Looking backwards through the prism of the carefully-constructed memoirs, part history, part myth-making that Churchill and de Gaulle wrote after the war, the appeal of June 18, 1940, seems a logical and necessary point in history in which two men of destiny embraced.

 

Churchill had given France everything except the RAF to try to stop the defeat. Britain, alone, saved Europe and, arguably, the world, from a long period of authoritarian rule. Churchill became the free world’s hero in 1945.

 

De Gaulle had to wait much longer to transform the brief statement he made on June 18 into his re-creation of a France splendid, confident, puissant and able, by the time of Churchill’s death, to have overtaken Britain in terms of economic, social and cultural power and moreover to have helped give birth to a process European integration which isolationist British politicians, Eurosceptic avant la lettre, turned their noses up at.

 

The voice of France making the appeal of was that of General de Gaulle.
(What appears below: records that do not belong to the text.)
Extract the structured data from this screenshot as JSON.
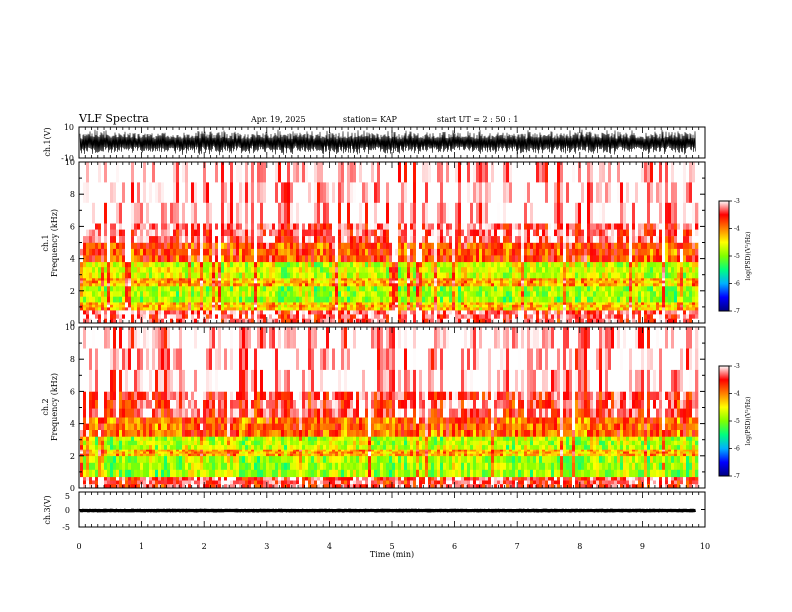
{
  "header": {
    "title": "VLF Spectra",
    "date": "Apr. 19, 2025",
    "station": "station= KAP",
    "start": "start  UT =   2 : 50 : 1"
  },
  "chart_data": [
    {
      "type": "line",
      "id": "ch1-waveform",
      "ylabel": "ch.1(V)",
      "ylim": [
        -10,
        10
      ],
      "ytick_labels": [
        "10",
        "-10"
      ],
      "xlim": [
        0,
        10
      ],
      "description": "dense noise waveform spanning roughly -8 to 8 V over 0 to 9.85 min"
    },
    {
      "type": "heatmap",
      "id": "ch1-spectrogram",
      "ylabel": "ch.1",
      "ylabel2": "Frequency  (kHz)",
      "ylim": [
        0,
        10
      ],
      "ytick_labels": [
        "0",
        "2",
        "4",
        "6",
        "8",
        "10"
      ],
      "xlim": [
        0,
        10
      ],
      "data_extent_min": 9.85,
      "zrange": [
        -7,
        -3
      ],
      "colorbar_label": "log(PSD)(V²/Hz)",
      "colorbar_ticks": [
        "-3",
        "-4",
        "-5",
        "-6",
        "-7"
      ],
      "bands": [
        {
          "f": [
            0,
            0.8
          ],
          "level": -3.3
        },
        {
          "f": [
            0.8,
            1.3
          ],
          "level": -4.3
        },
        {
          "f": [
            1.3,
            2.3
          ],
          "level": -4.9
        },
        {
          "f": [
            2.3,
            2.8
          ],
          "level": -4.2
        },
        {
          "f": [
            2.8,
            3.8
          ],
          "level": -4.7
        },
        {
          "f": [
            3.8,
            5.0
          ],
          "level": -3.8
        },
        {
          "f": [
            5.0,
            6.2
          ],
          "level": -3.3
        },
        {
          "f": [
            6.2,
            10
          ],
          "level": -3.0
        }
      ]
    },
    {
      "type": "heatmap",
      "id": "ch2-spectrogram",
      "ylabel": "ch.2",
      "ylabel2": "Frequency  (kHz)",
      "ylim": [
        0,
        10
      ],
      "ytick_labels": [
        "0",
        "2",
        "4",
        "6",
        "8",
        "10"
      ],
      "xlim": [
        0,
        10
      ],
      "data_extent_min": 9.85,
      "zrange": [
        -7,
        -3
      ],
      "colorbar_label": "log(PSD)(V²/Hz)",
      "colorbar_ticks": [
        "-3",
        "-4",
        "-5",
        "-6",
        "-7"
      ],
      "bands": [
        {
          "f": [
            0,
            0.7
          ],
          "level": -3.4
        },
        {
          "f": [
            0.7,
            2.0
          ],
          "level": -4.9
        },
        {
          "f": [
            2.0,
            2.4
          ],
          "level": -4.2
        },
        {
          "f": [
            2.4,
            3.2
          ],
          "level": -4.8
        },
        {
          "f": [
            3.2,
            4.4
          ],
          "level": -3.9
        },
        {
          "f": [
            4.4,
            6.0
          ],
          "level": -3.4
        },
        {
          "f": [
            6.0,
            10
          ],
          "level": -3.0
        }
      ]
    },
    {
      "type": "line",
      "id": "ch3-waveform",
      "ylabel": "ch.3(V)",
      "ylim": [
        -5,
        5
      ],
      "ytick_labels": [
        "5",
        "0",
        "-5"
      ],
      "xlim": [
        0,
        10
      ],
      "description": "thick band centred near -0.3 V over 0 to 9.85 min"
    }
  ],
  "xaxis": {
    "xlabel": "Time  (min)",
    "ticks": [
      "0",
      "1",
      "2",
      "3",
      "4",
      "5",
      "6",
      "7",
      "8",
      "9",
      "10"
    ]
  },
  "colors": {
    "colormap": [
      "#000080",
      "#0000ff",
      "#00b0ff",
      "#00ff80",
      "#80ff00",
      "#ffff00",
      "#ff8000",
      "#ff0000",
      "#ffffff"
    ]
  }
}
But the words and the ideas in it were equally those of Churchill. The two men had met briefly in the preceding weeks of June as Churchill flew backwards and forwards to France to try to persuade the French government to fight on.

 

De Gaulle was not a Montgomery or Eisenhower. He was a political soldier who made his name as an intellectual able to think about fighting the next war with new methods and tactics.